A comprehensive study conducted by researchers from the Laboratory for Sustainable Technologies in Buildings (LOTZ), focuses on the intricate heat and mass transfer processes in living walls. Published in the prestigious Renewable and Sustainable Energy Reviews (IF = 16.3), the research highlights the crucial role living walls play in cooling urban environments, reducing energy consumption, and improving overall living conditions in densely populated areas.
Living walls, unlike traditional building facades, interact dynamically with their surroundings. They help mitigate the urban heat island effect by cooling the air through the processes of evapotranspiration and shading. However, despite their growing popularity, the science behind the thermal performance of living walls remains underexplored, particularly in terms of accurate modeling.
The study presents the first exhaustive review of existing models, analyzing how they capture the complex interactions between heat and mass within living walls. While many models borrow from green roof technology, they often fall short in addressing the unique aspects of vertical green structures, especially in dense urban settings.

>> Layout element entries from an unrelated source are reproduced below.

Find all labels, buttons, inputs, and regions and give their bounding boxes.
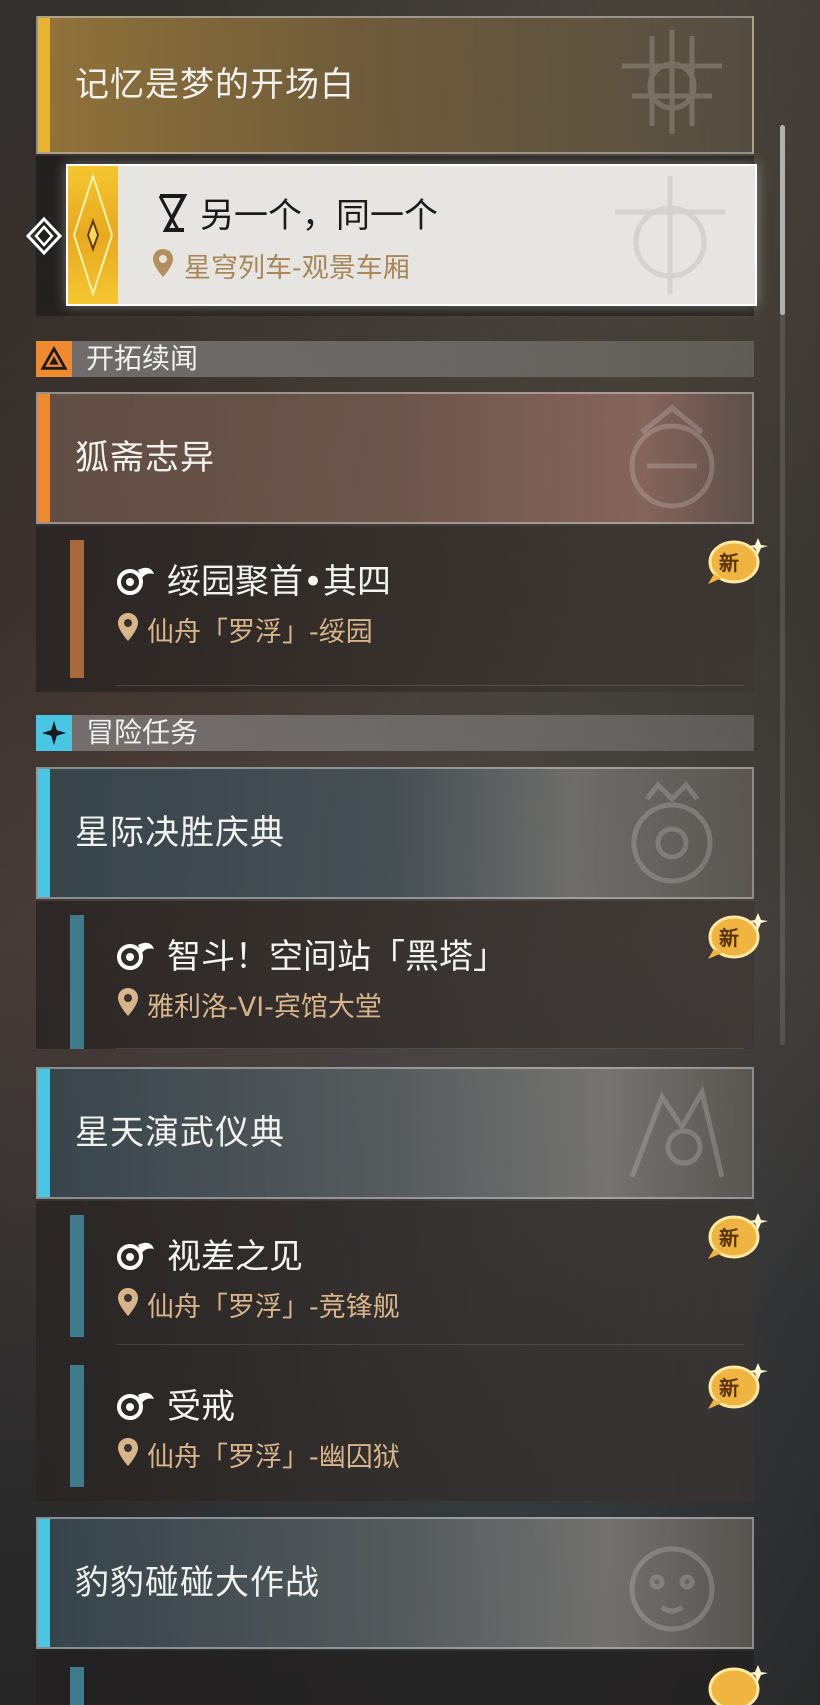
four-point-star-icon <box>36 715 72 751</box>
quest-title: 记忆是梦的开场白 <box>75 65 355 105</box>
sub-quest-title: 绥园聚首•其四 <box>167 562 392 602</box>
section-label: 冒险任务 <box>86 716 199 749</box>
quest-title: 狐斋志异 <box>75 438 215 478</box>
divider <box>116 1344 744 1345</box>
triangle-emblem-icon <box>36 341 72 377</box>
sub-quest-title: 智斗！空间站「黑塔」 <box>167 937 507 977</box>
new-badge-label: 新 <box>719 926 739 950</box>
new-badge-icon <box>704 1661 768 1705</box>
sub-quest-title: 受戒 <box>167 1387 235 1427</box>
quest-type-line <box>70 1667 84 1705</box>
section-header-companion: 开拓续闻 <box>36 341 754 377</box>
map-pin-icon <box>152 248 174 278</box>
main-quest-emblem-icon <box>72 172 114 298</box>
sub-quest-row[interactable]: 视差之见 仙舟「罗浮」-竞锋舰 新 <box>36 1201 768 1351</box>
divider <box>116 1048 744 1049</box>
quest-header-huzhai[interactable]: 狐斋志异 <box>36 392 754 524</box>
quest-type-bar <box>38 1519 50 1647</box>
quest-type-bar <box>38 18 50 152</box>
map-pin-icon <box>117 1437 139 1467</box>
section-label: 开拓续闻 <box>86 342 199 375</box>
hourglass-icon <box>157 193 188 233</box>
quest-type-bar <box>38 1069 50 1197</box>
new-badge-icon: 新 <box>704 534 768 590</box>
new-badge-label: 新 <box>719 551 739 575</box>
quest-title: 星天演武仪典 <box>75 1113 285 1153</box>
quest-title: 豹豹碰碰大作战 <box>75 1563 320 1603</box>
section-header-adventure: 冒险任务 <box>36 715 754 751</box>
sub-quest-location: 仙舟「罗浮」-幽囚狱 <box>147 1442 400 1473</box>
new-badge-label: 新 <box>719 1226 739 1250</box>
crown-emblem-icon <box>602 777 742 889</box>
quest-title: 星际决胜庆典 <box>75 813 285 853</box>
sub-quest-location: 仙舟「罗浮」-竞锋舰 <box>147 1292 400 1323</box>
leopard-emblem-icon <box>602 1527 742 1639</box>
quest-type-bar <box>38 769 50 897</box>
quest-type-line <box>70 1215 84 1337</box>
quest-type-line <box>70 1365 84 1487</box>
sub-quest-location: 雅利洛-VI-宾馆大堂 <box>147 992 382 1023</box>
adventure-quest-icon <box>116 937 156 973</box>
map-pin-icon <box>117 987 139 1017</box>
sub-quest-location: 星穹列车-观景车厢 <box>184 253 410 284</box>
adventure-quest-icon <box>116 1387 156 1423</box>
sub-quest-row[interactable]: 智斗！空间站「黑塔」 雅利洛-VI-宾馆大堂 新 <box>36 901 768 1049</box>
sub-quest-title: 视差之见 <box>167 1237 303 1277</box>
sub-quest-row[interactable]: 绥园聚首•其四 仙舟「罗浮」-绥园 新 <box>36 526 768 692</box>
beast-emblem-icon <box>602 1077 742 1189</box>
sub-quest-location: 仙舟「罗浮」-绥园 <box>147 617 373 648</box>
divider <box>116 685 744 686</box>
faction-emblem-icon <box>602 26 742 138</box>
new-badge-icon: 新 <box>704 1359 768 1415</box>
new-badge-icon: 新 <box>704 1209 768 1265</box>
quest-header-main[interactable]: 记忆是梦的开场白 <box>36 16 754 154</box>
fox-emblem-icon <box>602 402 742 514</box>
new-badge-icon: 新 <box>704 909 768 965</box>
quest-header-martial[interactable]: 星天演武仪典 <box>36 1067 754 1199</box>
quest-type-line <box>70 915 84 1049</box>
quest-header-interstellar[interactable]: 星际决胜庆典 <box>36 767 754 899</box>
sub-quest-title: 另一个，同一个 <box>200 196 438 236</box>
active-sub-quest[interactable]: 另一个，同一个 星穹列车-观景车厢 <box>66 164 757 306</box>
faction-emblem-icon <box>595 172 745 298</box>
adventure-quest-icon <box>116 562 156 598</box>
map-pin-icon <box>117 612 139 642</box>
quest-type-bar <box>38 394 50 522</box>
diamond-tracker-icon <box>24 215 66 257</box>
adventure-quest-icon <box>116 1237 156 1273</box>
map-pin-icon <box>117 1287 139 1317</box>
quest-type-strip <box>68 166 118 304</box>
scrollbar-thumb[interactable] <box>780 125 785 315</box>
sub-quest-row[interactable]: 受戒 仙舟「罗浮」-幽囚狱 新 <box>36 1351 768 1501</box>
quest-header-leopard[interactable]: 豹豹碰碰大作战 <box>36 1517 754 1649</box>
quest-type-line <box>70 540 84 678</box>
new-badge-label: 新 <box>719 1376 739 1400</box>
sub-quest-row-partial[interactable] <box>36 1651 768 1705</box>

One significant finding of the research is the inadequacy of current models to fully account for the variation in properties like moisture content across the different modules of a living wall, which can drastically affect thermal performance. Furthermore, the study points out the underestimation of the cooling effects provided by the air gaps behind these green facades.
To address these gaps, the Ljubljana team emphasizes the need for further development of mathematical models that consider a broader range of environmental conditions and more complex boundary conditions. Such advancements could revolutionize the design and implementation of living walls, making them not only more efficient but also more predictable in terms of energy savings and climate control.